A large pre-trained model adaptable to many tasks without retraining from scratch.
A foundation model is a large-scale AI system trained on broad, diverse data that can be adapted to a wide range of downstream tasks. Rather than building specialized models from scratch for each application, practitioners fine-tune or prompt a single pre-trained base model, dramatically reducing the cost and data requirements of deploying AI in new domains. The term was formally introduced by Stanford's Center for Research on Foundation Models in 2021, though the underlying paradigm had been building for years through models like BERT and GPT-3.
These models work by learning rich, general-purpose representations during a computationally intensive pre-training phase, typically using self-supervised objectives on massive text, image, or multimodal corpora. The resulting model encodes broad world knowledge and transferable patterns that can be unlocked for specific tasks through fine-tuning on labeled data, retrieval augmentation, or prompt engineering. Scale is central to the paradigm: as model size and training data grow, emergent capabilities appear that were not explicitly trained for, such as in-context learning, chain-of-thought reasoning, and cross-modal understanding.
Foundation models matter because they fundamentally shift the economics and accessibility of AI development. Organizations that lack the resources to train billion-parameter models from scratch can still build capable applications by adapting publicly available or API-accessible foundation models. This has accelerated progress across fields including medicine, law, software engineering, and scientific research, where domain-specific labeled data is scarce but general language or vision understanding is highly valuable.

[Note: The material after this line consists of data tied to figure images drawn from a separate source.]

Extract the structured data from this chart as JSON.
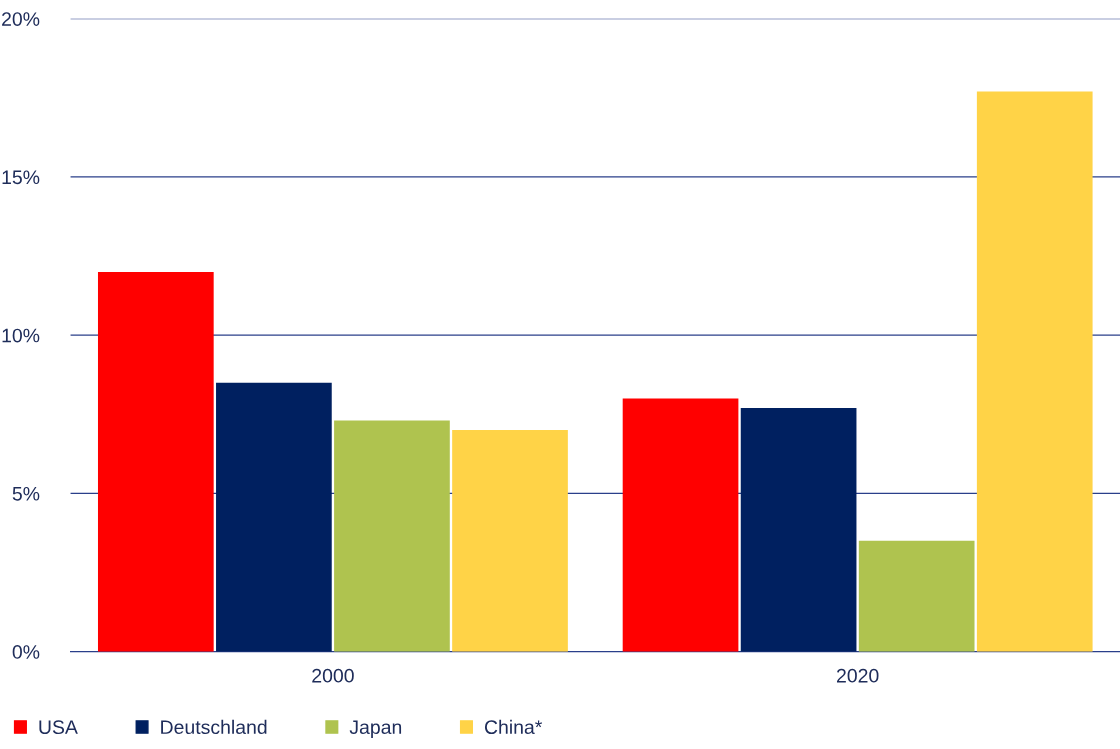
{
  "chart_data": {
    "type": "bar",
    "categories": [
      "2000",
      "2020"
    ],
    "series": [
      {
        "name": "USA",
        "color": "#ff0000",
        "values": [
          12.0,
          8.0
        ]
      },
      {
        "name": "Deutschland",
        "color": "#002060",
        "values": [
          8.5,
          7.7
        ]
      },
      {
        "name": "Japan",
        "color": "#afc34f",
        "values": [
          7.3,
          3.5
        ]
      },
      {
        "name": "China*",
        "color": "#ffd347",
        "values": [
          7.0,
          17.7
        ]
      }
    ],
    "ylim": [
      0,
      20
    ],
    "yticks": [
      {
        "value": 0,
        "label": "0%"
      },
      {
        "value": 5,
        "label": "5%"
      },
      {
        "value": 10,
        "label": "10%"
      },
      {
        "value": 15,
        "label": "15%"
      },
      {
        "value": 20,
        "label": "20%"
      }
    ],
    "grid": "y",
    "legend": "bottom left"
  }
}
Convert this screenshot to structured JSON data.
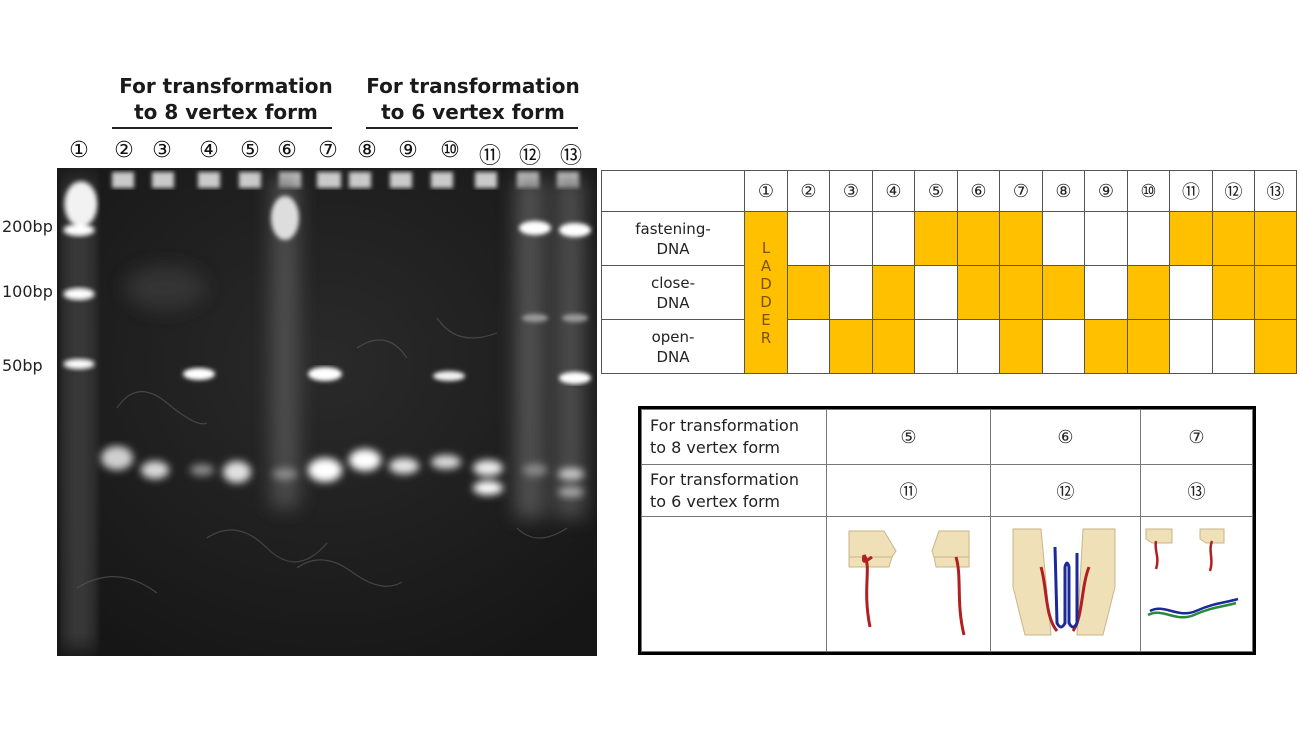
{
  "groups": [
    {
      "title_line1": "For transformation",
      "title_line2": "to 8 vertex form"
    },
    {
      "title_line1": "For transformation",
      "title_line2": "to 6 vertex form"
    }
  ],
  "lanes": [
    "①",
    "②",
    "③",
    "④",
    "⑤",
    "⑥",
    "⑦",
    "⑧",
    "⑨",
    "⑩",
    "⑪",
    "⑫",
    "⑬"
  ],
  "ladder_labels": [
    "200bp",
    "100bp",
    "50bp"
  ],
  "table": {
    "header": [
      "①",
      "②",
      "③",
      "④",
      "⑤",
      "⑥",
      "⑦",
      "⑧",
      "⑨",
      "⑩",
      "⑪",
      "⑫",
      "⑬"
    ],
    "rows": [
      {
        "label_l1": "fastening-",
        "label_l2": "DNA",
        "cells": [
          0,
          0,
          0,
          1,
          1,
          1,
          0,
          0,
          0,
          1,
          1,
          1
        ]
      },
      {
        "label_l1": "close-",
        "label_l2": "DNA",
        "cells": [
          1,
          0,
          1,
          0,
          1,
          1,
          1,
          0,
          1,
          0,
          1,
          1
        ]
      },
      {
        "label_l1": "open-",
        "label_l2": "DNA",
        "cells": [
          0,
          1,
          1,
          0,
          0,
          1,
          0,
          1,
          1,
          0,
          0,
          1
        ]
      }
    ],
    "ladder_text": [
      "L",
      "A",
      "D",
      "D",
      "E",
      "R"
    ],
    "on_color": "#ffc000"
  },
  "legend": {
    "row1_l1": "For transformation",
    "row1_l2": "to 8 vertex form",
    "row1_vals": [
      "⑤",
      "⑥",
      "⑦"
    ],
    "row2_l1": "For transformation",
    "row2_l2": "to 6 vertex form",
    "row2_vals": [
      "⑪",
      "⑫",
      "⑬"
    ]
  }
}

The paradigm also raises important concerns. Because a single foundation model may underlie thousands of downstream applications, any biases, factual errors, or safety failures baked into pre-training can propagate at scale — a phenomenon sometimes called homogenization risk. Researchers are actively studying how to audit, align, and robustly adapt foundation models to ensure that their broad deployment remains safe and beneficial across the diverse contexts in which they are used.